Nothing special happens to India, but many distressing events are happening in India. The events that are happening in India are well known: the endemic events in Kashmir, Punjab, the Northeast, plus unrest in most parts of the country; deterioration of the quality of life for the majority of the people: a serious economic crisis undermining the relative self-sufficiency of villages and regions; increasing and disturbing communalism. Part of the Hindu population is losing patience and discovers that the cliche of a boundless-tolerance and all-embracing religion undermines Hindu identity and leads to self-alienation.
Not all is negative, of course. We do not have dictatorship. Most people enjoy personal freedom, the press is relatively independent, a middle class has appeared, a certain democracy exists, groups of thinkers, artists and concerned people are increasing in quality and quantity, and first of all the deep-seated archetypes of the Indic mind are still alive.
Yet, nothing special happens to India. And this is in a double sense. Nothing special is happening because the Indian scenario is a reflection of the situation of the world at large. The world sustains an army of almost 30 million well-fed people. A civilization which feels the need of such a defensive apparatus is obviously not healthy. Over 1,200 people die daily in warfare on our 'civilized' planet. Over half of the economy of the world is linked directly or indirectly to 'defense.'
But the fact that nothing special happens to India is significant in another sense. We were given to understand, and we have reasons to believe it, that there is or was something special in the Indic civilization: the Indian subcontinent has been a land of profound wisdom, the cradle of many a culture, the inspirer of enlightened views on man, the cosmos and the divine – many of these views have passed the test of forty centuries. And here lies the challenge to the intellectuals and the responsibility of the present-day inheritors of the Indic traditions: to overcome the inertia of the mind, and envision the human predicament under a new light.

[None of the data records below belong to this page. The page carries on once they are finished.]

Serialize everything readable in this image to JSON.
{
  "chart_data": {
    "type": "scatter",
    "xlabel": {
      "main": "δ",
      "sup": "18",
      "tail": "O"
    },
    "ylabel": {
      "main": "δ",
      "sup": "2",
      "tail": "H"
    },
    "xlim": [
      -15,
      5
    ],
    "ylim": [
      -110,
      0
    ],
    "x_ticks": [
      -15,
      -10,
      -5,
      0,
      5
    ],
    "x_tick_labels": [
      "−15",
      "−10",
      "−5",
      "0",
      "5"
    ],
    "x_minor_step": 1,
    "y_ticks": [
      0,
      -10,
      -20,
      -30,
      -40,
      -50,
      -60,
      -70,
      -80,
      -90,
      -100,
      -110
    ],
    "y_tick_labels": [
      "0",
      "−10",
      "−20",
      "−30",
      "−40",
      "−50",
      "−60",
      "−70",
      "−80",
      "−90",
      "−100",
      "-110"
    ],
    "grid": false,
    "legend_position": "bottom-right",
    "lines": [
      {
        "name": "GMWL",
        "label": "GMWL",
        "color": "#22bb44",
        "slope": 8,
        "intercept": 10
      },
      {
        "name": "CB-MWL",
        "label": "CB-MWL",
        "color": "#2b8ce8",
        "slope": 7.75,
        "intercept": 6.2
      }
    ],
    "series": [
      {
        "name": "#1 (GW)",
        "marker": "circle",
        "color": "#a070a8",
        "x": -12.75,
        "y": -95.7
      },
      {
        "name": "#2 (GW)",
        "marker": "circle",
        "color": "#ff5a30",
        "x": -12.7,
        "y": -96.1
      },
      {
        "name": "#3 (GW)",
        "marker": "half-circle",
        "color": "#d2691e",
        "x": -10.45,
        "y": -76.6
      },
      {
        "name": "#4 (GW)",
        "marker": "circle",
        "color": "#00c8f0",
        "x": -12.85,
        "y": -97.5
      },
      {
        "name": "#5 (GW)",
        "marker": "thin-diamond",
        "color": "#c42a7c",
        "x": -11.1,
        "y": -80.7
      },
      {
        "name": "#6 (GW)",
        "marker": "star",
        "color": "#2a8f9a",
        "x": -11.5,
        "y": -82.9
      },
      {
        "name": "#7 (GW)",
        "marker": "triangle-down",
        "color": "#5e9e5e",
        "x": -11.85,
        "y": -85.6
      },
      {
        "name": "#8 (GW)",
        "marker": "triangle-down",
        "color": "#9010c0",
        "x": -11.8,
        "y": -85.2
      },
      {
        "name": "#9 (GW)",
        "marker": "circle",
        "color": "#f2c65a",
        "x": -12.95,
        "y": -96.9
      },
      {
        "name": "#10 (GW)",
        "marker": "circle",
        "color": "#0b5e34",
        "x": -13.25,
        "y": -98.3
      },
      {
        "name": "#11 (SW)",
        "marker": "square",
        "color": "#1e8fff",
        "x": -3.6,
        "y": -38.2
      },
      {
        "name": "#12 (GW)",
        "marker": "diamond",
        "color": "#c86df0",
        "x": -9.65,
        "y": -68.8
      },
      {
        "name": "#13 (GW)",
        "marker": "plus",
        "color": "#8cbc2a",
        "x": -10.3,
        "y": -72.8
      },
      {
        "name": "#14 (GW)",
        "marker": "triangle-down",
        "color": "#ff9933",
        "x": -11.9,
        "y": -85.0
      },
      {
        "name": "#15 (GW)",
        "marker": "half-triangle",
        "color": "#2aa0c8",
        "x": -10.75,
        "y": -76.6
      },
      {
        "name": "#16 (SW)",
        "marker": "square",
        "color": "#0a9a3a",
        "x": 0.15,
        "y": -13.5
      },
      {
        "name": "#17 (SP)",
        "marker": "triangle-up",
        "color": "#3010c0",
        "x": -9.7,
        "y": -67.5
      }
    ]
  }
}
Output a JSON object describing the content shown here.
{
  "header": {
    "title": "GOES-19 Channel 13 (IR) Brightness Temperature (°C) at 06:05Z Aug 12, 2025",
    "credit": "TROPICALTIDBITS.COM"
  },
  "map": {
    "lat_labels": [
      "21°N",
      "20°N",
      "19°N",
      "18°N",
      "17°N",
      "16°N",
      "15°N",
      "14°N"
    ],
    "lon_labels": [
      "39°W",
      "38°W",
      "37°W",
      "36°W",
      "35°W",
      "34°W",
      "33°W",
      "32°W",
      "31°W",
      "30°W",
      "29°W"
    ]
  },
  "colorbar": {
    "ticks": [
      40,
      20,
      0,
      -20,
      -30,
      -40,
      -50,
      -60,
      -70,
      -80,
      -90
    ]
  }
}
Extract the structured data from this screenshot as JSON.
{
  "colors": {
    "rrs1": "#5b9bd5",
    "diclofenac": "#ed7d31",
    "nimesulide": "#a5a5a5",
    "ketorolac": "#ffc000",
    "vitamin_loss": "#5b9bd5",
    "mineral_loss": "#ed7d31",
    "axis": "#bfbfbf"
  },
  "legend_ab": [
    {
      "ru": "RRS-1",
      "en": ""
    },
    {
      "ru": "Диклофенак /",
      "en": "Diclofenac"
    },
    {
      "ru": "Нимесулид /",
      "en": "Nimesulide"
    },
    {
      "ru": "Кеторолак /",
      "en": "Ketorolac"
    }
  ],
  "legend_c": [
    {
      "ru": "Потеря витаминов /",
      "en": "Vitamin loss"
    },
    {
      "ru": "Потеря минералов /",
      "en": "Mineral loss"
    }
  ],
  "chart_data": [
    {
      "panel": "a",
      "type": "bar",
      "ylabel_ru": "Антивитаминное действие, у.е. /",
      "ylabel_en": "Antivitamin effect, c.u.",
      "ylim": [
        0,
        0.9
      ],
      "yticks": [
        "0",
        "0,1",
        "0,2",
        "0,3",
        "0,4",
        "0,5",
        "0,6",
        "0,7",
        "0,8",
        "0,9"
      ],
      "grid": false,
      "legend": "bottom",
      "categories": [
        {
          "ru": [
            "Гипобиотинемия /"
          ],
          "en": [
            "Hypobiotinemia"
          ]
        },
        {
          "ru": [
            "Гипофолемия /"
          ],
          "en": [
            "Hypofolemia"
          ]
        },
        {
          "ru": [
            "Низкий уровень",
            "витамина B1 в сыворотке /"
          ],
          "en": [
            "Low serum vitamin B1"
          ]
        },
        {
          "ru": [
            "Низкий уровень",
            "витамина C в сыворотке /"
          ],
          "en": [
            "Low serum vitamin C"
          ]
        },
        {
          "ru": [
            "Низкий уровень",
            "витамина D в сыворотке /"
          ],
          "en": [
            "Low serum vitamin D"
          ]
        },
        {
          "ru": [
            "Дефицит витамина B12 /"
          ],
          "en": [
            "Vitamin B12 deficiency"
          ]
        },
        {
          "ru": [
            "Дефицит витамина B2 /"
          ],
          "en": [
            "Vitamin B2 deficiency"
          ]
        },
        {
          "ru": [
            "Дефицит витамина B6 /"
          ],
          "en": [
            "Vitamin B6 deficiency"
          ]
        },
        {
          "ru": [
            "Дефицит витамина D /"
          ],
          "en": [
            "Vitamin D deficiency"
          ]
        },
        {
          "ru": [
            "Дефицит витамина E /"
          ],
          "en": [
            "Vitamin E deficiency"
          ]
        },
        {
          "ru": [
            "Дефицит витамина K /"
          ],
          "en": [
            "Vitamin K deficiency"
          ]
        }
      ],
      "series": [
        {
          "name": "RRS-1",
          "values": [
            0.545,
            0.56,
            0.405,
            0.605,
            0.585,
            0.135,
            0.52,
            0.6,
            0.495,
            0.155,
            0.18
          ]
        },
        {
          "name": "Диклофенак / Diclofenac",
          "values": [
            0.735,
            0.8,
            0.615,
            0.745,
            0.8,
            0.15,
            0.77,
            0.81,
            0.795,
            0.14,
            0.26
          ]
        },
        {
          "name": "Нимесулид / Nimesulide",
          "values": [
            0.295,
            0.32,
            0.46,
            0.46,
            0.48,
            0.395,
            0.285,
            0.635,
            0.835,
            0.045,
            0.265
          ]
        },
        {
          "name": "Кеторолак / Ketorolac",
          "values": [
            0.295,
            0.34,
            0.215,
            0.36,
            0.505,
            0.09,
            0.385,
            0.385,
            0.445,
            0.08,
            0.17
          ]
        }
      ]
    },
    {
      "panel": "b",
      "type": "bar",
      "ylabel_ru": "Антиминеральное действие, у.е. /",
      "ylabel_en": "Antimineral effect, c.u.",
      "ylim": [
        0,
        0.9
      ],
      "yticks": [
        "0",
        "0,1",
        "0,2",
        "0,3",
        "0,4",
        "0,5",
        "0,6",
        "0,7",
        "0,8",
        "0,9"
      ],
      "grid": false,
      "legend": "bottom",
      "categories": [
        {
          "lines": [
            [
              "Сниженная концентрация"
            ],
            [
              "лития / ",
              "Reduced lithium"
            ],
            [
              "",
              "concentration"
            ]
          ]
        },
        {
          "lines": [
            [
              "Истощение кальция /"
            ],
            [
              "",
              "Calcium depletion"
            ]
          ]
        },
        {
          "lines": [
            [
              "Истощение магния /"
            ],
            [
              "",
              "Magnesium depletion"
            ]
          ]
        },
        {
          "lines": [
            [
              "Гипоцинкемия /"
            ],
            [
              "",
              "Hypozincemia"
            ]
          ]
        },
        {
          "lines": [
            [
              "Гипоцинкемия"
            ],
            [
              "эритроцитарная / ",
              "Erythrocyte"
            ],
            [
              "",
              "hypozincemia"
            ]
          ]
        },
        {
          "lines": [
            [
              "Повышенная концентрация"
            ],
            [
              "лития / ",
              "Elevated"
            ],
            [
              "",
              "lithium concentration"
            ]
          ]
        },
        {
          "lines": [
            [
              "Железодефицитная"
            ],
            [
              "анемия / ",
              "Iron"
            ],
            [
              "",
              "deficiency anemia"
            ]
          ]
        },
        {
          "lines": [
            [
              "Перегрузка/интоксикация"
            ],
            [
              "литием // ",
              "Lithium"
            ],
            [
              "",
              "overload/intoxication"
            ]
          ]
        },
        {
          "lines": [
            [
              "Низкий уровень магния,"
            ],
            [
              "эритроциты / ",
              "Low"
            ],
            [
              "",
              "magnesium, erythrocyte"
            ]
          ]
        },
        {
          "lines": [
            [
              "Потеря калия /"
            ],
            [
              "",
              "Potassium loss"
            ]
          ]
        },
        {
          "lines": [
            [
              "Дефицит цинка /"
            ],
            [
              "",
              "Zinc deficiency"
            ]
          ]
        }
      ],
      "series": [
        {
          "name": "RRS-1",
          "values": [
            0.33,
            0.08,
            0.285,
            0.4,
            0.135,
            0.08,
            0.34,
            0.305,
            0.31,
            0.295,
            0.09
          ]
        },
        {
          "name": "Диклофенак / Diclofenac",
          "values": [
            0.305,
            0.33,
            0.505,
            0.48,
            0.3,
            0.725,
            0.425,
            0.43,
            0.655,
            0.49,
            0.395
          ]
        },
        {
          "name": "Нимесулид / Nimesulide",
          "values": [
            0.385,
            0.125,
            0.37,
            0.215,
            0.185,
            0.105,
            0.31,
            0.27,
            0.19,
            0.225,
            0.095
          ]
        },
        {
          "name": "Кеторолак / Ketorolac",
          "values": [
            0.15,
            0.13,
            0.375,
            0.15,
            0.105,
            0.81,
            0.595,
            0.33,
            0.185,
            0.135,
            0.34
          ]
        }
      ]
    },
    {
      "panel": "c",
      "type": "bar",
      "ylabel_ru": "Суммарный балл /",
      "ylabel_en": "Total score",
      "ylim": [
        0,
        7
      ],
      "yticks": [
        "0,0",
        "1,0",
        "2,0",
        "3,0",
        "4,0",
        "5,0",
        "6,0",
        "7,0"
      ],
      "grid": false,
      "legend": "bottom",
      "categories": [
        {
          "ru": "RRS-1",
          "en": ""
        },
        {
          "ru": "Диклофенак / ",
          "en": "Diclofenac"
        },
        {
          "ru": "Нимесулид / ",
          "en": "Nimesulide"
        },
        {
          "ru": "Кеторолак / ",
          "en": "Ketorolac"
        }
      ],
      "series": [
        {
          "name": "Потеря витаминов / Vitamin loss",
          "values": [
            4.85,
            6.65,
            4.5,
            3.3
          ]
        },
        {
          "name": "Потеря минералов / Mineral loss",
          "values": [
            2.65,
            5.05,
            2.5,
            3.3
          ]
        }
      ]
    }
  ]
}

India seems only slowly awakening from the slumber that made possible her colonization. Or should we recognize that the Indic past is like the pyramids of Egypt and the tombs of the Pharaohs? The world is unconsciously expecting that something special would happen to India, that modern India would set an example in transforming the old 'order' into a new vision of human life. If philosophy is not an empty word, if the traditions of India are not something for export or for tourists, the so-called Indic intelligentsia should not shun to study, to propose and to implement viable alternatives to the present situation.
I have suggested the word ecosophy to indicate a new awareness of the earth and to discover the revelatory character of the ecological crisis. It reveals to us something about the nature of man and cosmos. Atman still means body in the Vedas. We are earth and not only gravitate on this planet. This may not be all that we are, as atman may not be only the body, but those fundamental meanings should not be ignored.
Advaitic wisdom should provide us a clue to overcome the dilemma of religion and politics. Dualism, the separation of the two, is lethal for both. Monism, the identification of the two, provides an apparent remedy which is worse than the malady. But the advaitic relationship requires a radical questioning of the current premises. The scientific worldview also needs to be questioned about its alleged neutrality and universality. In a word, cosmetics will not do. The special contribution the world expects of India is not a better atomic accelerator or a more effective computer, but a new lifestyle, a new consciousness of the meaning of human existence and of Reality. It is this very existence which is at stake in our times.